Bukan itu saja, Rizal juga mengkritik bunga surat utang pemerintah yang 8,5%, paling tinggi di kawasan Asia-Pasifik.

"Jadi, pemerintah ini prioritasnya bikin senang petani di Thailand, Vietnam, petani garam di Australia yang kasih utang ke Indonesia bunganya 8,5%, paling tinggi di kawasan Asia Pasifk, kalau negara lain yang bukin surat utang bunganya hanya 5-6%," terang ekonom senior itu.

Sehingga, kata Rizal, uang negara bisa habis untuk membayar utang. Belum lagi dengan bunganya.
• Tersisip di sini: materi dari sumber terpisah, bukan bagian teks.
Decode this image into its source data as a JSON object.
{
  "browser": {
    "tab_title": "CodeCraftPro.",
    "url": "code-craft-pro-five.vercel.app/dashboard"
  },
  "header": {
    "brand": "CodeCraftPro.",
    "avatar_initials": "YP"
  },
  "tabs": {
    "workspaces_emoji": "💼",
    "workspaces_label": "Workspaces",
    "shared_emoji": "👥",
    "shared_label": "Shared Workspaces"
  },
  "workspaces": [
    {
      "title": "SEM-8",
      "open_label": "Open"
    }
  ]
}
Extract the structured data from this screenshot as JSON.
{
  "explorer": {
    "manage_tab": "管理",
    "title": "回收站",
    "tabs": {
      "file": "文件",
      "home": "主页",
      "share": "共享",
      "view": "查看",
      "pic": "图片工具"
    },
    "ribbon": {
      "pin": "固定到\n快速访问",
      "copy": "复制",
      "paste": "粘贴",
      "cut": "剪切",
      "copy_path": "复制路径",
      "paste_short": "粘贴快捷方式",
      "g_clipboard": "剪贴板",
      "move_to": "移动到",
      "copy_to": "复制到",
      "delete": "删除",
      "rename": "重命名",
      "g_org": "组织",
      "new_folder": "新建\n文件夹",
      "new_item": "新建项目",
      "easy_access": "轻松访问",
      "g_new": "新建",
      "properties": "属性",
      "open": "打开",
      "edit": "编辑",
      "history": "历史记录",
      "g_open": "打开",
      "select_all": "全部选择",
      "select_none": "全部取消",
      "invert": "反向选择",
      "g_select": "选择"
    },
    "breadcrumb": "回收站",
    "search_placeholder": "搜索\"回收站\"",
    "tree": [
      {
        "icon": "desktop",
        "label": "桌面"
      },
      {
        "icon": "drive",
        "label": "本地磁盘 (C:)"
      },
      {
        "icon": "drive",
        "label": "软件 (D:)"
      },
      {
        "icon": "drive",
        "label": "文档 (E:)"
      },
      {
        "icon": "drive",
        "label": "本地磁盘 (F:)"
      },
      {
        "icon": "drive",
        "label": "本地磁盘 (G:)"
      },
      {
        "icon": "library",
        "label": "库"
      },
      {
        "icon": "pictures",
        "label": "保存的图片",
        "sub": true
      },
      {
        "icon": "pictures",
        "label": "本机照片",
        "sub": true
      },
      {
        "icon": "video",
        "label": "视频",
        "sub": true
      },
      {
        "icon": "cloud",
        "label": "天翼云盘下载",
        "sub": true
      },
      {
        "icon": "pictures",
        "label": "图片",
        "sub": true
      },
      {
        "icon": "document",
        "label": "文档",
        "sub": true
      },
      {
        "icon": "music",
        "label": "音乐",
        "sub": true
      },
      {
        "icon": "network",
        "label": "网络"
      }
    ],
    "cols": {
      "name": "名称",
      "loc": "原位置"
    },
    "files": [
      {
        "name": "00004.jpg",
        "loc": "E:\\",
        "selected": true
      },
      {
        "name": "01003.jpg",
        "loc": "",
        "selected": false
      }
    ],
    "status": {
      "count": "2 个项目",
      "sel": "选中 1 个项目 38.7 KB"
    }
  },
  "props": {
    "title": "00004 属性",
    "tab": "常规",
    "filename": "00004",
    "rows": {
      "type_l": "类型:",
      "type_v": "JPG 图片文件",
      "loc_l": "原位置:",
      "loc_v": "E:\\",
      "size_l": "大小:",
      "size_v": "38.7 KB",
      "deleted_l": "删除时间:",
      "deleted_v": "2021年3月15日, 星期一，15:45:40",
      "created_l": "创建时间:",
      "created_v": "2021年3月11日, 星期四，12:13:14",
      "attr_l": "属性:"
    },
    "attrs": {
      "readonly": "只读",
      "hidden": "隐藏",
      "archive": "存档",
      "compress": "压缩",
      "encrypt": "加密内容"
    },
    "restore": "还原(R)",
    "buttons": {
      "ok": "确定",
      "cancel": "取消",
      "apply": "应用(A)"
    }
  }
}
Ia mengandaikan uang sebesar itu mestinya digunakan untuk membuat lahan baru yang bisa memperkerjakan para petani Indonesia.

"Coba bayangkan itu prioritasnya, utang setiap hari bayar bunganya berapa, padahal kalo kita pake itu bikin sawah ladang tebu, ladang jagung jutaan rakyat kita bekerja," katanya.

"Padahal dengan Rp 1 triliun kita bisa bikin itu tadi sawah baru, lebih malah nggak sampai segitu. Bayangkan lapangan pekerjaan yang bisa dibuka dengan 1 juta sawah baru, setengah juta hektar tebu, 1 juta kebun jagung. Daripada uangnya untuk bayar utang," lanjutnya.

Ia menegaskan Jokowi tidak bisa menyelesaikan masalah di sektor ekonomi. Jokowi menurutnya, selalu berpidato tentang kedaulatan pangan, tapi tidak ada hasil.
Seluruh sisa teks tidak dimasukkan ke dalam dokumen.